The electromagnetic wave equation in vacuum for the electric field E is which of the following?

• A. ∇^2 E = μ0 ε0 ∂^2 E/∂t^2
• B. ∇^2 E = - μ0 ε0 ∂^2 E/∂t^2
• C. ∂^2 E/∂t^2 = μ0 ε0 ∇^2 E
• D. ∇ · E = 0

Answer: (A)

The wave equation for the electric field in vacuum arises when you combine Maxwell’s equations to see how E propagates as a wave. Start with Faraday’s law, ∇ × E = -∂B/∂t, and the Ampère–Maxwell law in vacuum, ∇ × B = μ0 ε0 ∂E/∂t. Take the curl of Faraday’s law: ∇ × (∇ × E) = -∂/∂t (∇ × B). Substitute ∇ × B from Ampère–Maxwell to get ∇ × (∇ × E) = -μ0 ε0 ∂^2 E/∂t^2. Use the vector identity ∇ × (∇ × E) = ∇(∇ · E) - ∇^2 E. In the absence of charges, ∇ · E = 0, so the equation becomes -∇^2 E = -μ0 ε0 ∂^2 E/∂t^2, or ∇^2 E = μ0 ε0 ∂^2 E/∂t^2. This is the electromagnetic wave equation for E in vacuum.

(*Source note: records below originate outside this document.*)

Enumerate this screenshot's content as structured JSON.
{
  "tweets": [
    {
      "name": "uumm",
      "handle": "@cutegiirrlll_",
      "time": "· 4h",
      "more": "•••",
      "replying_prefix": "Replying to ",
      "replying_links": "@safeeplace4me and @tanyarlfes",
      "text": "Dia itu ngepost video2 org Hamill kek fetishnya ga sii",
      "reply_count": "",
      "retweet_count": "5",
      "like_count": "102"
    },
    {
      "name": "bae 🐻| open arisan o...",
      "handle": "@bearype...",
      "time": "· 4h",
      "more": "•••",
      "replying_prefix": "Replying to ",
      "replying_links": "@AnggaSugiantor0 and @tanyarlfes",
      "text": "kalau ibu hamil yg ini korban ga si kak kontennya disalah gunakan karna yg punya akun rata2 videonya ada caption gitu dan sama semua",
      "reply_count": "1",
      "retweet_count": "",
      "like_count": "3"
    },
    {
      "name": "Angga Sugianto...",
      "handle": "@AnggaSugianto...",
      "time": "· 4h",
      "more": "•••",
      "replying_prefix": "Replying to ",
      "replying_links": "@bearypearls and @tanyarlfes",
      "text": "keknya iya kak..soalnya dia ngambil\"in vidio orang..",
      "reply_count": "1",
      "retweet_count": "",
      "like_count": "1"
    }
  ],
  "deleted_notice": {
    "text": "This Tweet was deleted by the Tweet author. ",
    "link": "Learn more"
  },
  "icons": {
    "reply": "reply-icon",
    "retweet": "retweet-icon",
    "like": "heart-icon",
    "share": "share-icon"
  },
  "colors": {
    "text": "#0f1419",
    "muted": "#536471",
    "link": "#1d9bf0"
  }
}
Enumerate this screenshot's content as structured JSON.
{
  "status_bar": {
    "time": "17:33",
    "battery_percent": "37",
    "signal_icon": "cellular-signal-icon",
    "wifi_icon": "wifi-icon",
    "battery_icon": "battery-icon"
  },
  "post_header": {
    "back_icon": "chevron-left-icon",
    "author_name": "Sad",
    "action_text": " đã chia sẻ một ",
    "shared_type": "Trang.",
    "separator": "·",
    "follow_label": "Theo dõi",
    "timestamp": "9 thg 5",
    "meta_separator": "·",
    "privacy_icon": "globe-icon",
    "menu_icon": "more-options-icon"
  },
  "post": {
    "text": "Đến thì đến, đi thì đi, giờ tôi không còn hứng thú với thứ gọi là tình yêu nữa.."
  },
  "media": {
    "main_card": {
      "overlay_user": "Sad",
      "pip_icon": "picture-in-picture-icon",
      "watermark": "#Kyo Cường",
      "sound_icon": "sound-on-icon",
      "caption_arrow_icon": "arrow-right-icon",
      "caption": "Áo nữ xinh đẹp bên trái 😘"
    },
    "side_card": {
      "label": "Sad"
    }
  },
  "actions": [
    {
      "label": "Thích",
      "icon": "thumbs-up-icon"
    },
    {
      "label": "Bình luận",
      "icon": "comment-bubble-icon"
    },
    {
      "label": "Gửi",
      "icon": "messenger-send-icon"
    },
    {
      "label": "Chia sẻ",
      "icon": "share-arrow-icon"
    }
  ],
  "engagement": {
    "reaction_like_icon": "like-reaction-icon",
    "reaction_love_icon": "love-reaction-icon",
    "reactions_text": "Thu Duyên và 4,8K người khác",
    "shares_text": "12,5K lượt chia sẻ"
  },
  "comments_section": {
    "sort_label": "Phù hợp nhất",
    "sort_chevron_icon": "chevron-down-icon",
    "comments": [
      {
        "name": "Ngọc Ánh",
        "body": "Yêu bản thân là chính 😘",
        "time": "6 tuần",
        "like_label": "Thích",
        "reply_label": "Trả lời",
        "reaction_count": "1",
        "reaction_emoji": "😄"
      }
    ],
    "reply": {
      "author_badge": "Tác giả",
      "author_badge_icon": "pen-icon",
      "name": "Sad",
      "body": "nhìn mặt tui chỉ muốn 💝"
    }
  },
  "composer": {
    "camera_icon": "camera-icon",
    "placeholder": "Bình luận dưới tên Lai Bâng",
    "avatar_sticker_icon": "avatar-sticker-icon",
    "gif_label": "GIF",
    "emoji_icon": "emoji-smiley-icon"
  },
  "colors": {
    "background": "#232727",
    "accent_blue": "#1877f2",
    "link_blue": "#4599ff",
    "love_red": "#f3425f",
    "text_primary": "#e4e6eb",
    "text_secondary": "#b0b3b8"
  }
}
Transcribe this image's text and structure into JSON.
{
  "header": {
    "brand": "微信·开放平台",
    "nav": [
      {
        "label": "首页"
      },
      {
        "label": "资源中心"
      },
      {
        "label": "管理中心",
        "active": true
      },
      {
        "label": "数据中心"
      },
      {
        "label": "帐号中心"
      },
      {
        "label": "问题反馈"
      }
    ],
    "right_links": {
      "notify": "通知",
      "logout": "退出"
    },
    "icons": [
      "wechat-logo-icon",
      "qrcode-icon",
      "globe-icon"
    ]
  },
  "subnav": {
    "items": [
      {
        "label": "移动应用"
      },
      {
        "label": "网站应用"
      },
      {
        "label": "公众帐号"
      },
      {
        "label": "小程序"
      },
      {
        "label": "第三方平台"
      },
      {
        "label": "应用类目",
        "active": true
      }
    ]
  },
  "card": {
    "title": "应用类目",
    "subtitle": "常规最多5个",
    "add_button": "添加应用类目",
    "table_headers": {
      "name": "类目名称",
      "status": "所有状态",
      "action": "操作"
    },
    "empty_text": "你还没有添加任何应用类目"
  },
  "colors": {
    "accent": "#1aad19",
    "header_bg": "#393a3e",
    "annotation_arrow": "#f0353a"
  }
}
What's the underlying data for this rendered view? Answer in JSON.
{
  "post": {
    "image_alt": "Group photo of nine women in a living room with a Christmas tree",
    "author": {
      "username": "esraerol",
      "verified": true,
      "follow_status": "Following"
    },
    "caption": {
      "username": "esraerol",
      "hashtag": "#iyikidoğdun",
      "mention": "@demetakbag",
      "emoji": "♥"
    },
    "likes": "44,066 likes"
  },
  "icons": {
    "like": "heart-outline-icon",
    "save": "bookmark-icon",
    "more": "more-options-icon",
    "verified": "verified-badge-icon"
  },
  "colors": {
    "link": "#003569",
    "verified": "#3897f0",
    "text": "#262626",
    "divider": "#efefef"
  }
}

Since μ0 ε0 = 1/c^2, it can also be written as ∇^2 E - (1/c^2) ∂^2 E/∂t^2 = 0, showing the wave travels at speed c.

Note: ∇ · E = 0 is true in vacuum with no charges, but by itself it does not describe how E varies in time and space like a wave equation does.